Composition by Edvard Grieg

"Wedding Day at Troldhaugen" (Norwegian: "Bryllupsdag på Troldhaugen", literally "Wedding Anniversary at Troldhaugen") is a composition for piano by Edvard Grieg. It is the sixth piano piece in the eighth book of his Lyric Pieces, bearing the opus number 65.

==Description==
Originally called "Gratulanterne kommer" (The well-wishers are coming), it was written in 1896 as a memorial of the 25th wedding anniversary of Grieg and his wife Nina. The anniversary celebration had been held in the Fossli Hotel near the Vøringfossen waterfall in June 1896. Grieg and his wife celebrated their wedding anniversary with Børre and Nancy Giertsen.
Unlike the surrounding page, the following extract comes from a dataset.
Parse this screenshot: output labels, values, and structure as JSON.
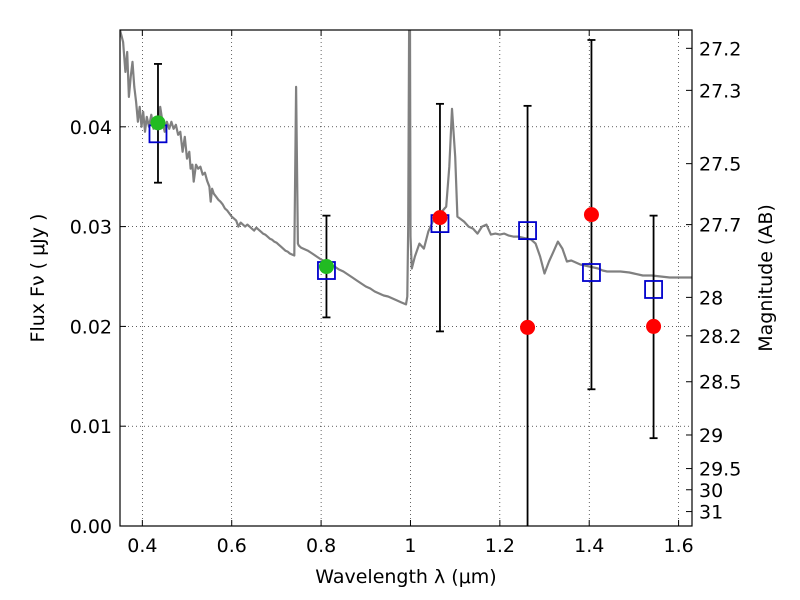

Nancy was the sister of Marie Beyer, then married to Frants Beyer, Grieg's best friend. She belonged to their closest circle of friends at Troldhaugen. During the occasion a guest book was ready to take contributions from all the guests.

Grieg gave the work its final title in 1897 when he compiled Book VIII, Op. 65, of his Lyric Pieces. The work's festive march-like first section, describes congratulations and best wishes that are given by the guests to the couple; the second section is reflective and subdued. Most performances of this piece take about 5 to 6 minutes.